Now, one cannot fail to see that it is somewhat different if millions of Germans, who had no influence, supported that part of the program relating to the national aims, or if the senior officers, who led the Armed Forces, support it. Furthermore, it cannot be overlooked that the realization of these national aims carried with it the danger of a war. But the state of things seems to me to be such that the generals saw the danger of war not so much in the fact that Hitler wanted to realize these national aims by an aggressive war, but rather in the fact that the realization of these aims would entail sanctions by the former enemy powers. The idea of a realization by aggressive, warlike means was far from the generals’ minds for the absolutely compelling reason of military impotency. I shall later deal more in detail with this problem, which is closely connected with the rearmament. Here it is only important that the circles to which Keitel belonged—and I should like to add, between 1933 and 1938—
(1) had no contact with the Party program;
(2) had no relationship with Party circles;
(3) sympathized with a part of the Party program because it corresponded to their national attitude;
(4) did not think of realizing these national points by an aggressive war, because it would have been hopeless from the military point of view.

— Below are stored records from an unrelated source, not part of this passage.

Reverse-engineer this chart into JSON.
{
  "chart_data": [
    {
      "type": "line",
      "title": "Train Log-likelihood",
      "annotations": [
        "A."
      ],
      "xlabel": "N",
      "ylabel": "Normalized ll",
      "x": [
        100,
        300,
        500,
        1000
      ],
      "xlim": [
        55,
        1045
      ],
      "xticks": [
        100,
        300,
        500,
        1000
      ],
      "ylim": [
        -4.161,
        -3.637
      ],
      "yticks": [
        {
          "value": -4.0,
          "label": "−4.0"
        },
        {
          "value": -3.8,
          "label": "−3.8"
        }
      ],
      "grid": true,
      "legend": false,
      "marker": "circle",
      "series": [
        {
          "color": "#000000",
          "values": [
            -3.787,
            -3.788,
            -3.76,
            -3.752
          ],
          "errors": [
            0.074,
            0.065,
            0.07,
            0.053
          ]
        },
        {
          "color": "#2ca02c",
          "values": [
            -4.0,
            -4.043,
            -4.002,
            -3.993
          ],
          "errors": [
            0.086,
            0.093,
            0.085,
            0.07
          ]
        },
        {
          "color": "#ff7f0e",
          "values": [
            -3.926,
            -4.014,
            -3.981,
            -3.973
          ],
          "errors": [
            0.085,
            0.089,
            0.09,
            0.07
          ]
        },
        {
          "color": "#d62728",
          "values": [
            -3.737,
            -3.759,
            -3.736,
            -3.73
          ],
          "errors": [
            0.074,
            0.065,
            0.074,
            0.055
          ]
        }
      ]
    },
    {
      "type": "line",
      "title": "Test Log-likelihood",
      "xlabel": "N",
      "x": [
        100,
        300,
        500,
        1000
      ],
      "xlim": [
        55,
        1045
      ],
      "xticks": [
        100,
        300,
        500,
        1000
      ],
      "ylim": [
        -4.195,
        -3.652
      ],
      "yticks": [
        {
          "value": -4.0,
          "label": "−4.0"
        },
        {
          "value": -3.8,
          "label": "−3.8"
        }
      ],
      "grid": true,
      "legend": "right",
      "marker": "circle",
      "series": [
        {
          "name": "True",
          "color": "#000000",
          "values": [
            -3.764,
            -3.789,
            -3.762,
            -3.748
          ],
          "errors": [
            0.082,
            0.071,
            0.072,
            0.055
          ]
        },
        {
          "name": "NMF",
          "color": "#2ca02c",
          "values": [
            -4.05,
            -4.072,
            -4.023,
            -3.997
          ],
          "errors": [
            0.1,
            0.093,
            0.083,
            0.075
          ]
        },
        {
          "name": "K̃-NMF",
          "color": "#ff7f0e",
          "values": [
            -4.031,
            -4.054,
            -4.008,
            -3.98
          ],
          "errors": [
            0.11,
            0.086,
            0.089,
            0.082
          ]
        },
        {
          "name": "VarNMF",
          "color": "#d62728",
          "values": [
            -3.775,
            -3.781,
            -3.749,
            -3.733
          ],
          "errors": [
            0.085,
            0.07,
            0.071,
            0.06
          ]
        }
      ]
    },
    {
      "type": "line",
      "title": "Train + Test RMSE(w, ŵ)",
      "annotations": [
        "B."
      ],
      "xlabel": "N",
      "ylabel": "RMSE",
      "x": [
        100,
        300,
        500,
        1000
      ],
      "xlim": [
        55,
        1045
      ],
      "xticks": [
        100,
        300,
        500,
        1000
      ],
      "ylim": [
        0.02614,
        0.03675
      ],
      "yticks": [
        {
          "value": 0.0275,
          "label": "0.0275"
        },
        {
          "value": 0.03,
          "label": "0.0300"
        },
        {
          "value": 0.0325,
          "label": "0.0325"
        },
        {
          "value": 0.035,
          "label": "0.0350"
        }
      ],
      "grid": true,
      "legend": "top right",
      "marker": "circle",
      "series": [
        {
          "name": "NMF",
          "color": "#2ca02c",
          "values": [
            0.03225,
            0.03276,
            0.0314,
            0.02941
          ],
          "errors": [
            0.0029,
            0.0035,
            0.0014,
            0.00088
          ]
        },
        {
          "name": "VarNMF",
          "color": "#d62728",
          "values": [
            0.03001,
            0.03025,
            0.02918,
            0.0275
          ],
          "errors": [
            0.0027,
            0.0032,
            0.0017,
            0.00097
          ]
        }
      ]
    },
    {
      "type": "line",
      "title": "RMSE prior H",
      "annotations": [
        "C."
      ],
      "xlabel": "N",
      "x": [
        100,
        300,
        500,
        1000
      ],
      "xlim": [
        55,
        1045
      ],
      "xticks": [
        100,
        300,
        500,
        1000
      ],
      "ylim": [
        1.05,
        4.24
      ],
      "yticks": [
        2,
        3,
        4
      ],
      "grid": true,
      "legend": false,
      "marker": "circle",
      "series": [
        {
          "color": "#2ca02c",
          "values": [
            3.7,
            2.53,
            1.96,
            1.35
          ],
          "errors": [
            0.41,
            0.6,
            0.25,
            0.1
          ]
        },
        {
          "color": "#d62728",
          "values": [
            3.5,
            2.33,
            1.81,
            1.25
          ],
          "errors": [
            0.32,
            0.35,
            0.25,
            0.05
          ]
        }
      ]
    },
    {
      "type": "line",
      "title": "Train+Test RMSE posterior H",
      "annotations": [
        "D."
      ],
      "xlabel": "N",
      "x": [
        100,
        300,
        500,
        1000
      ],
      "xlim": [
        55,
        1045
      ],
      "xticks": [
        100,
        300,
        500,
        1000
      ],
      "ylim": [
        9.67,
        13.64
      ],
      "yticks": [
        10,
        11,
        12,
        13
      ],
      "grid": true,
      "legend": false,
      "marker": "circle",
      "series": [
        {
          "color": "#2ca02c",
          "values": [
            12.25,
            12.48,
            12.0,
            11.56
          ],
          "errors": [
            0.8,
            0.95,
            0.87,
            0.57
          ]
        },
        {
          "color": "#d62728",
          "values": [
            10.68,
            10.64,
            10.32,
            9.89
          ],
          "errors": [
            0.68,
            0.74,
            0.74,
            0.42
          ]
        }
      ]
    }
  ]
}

Now one could argue that although the generals themselves did not think of waging an aggressive war, they certainly recognized, or should have recognized, that Hitler had the intention, if not now, then in the near future, of waging an aggressive war.
The Prosecution believes it can be presumed that the Defendant Keitel had this knowledge from 1933 on. The argument of the Prosecution that this knowledge is equivalent to knowledge of the National Socialist program has been refuted; the same holds true of the knowledge of the book Mein Kampf—assuming he possessed the book. Therefore, the question is only whether Keitel had knowledge of Hitler’s intentions regarding an aggression for other reasons. For the period up to 1938 Keitel could not have obtained knowledge from Hitler himself because Keitel spoke with him late in January 1938 for the first time. The speeches which Hitler made before that time, just as those of the other Party leaders, were unambiguously aimed at preserving peace. Looking back, one might call it propagandistic camouflage of opposite intentions. If that were the case, then this camouflage successfully deceived not only many millions of Germans, but also the foreign countries which were partly critical and partly hostile toward National Socialism.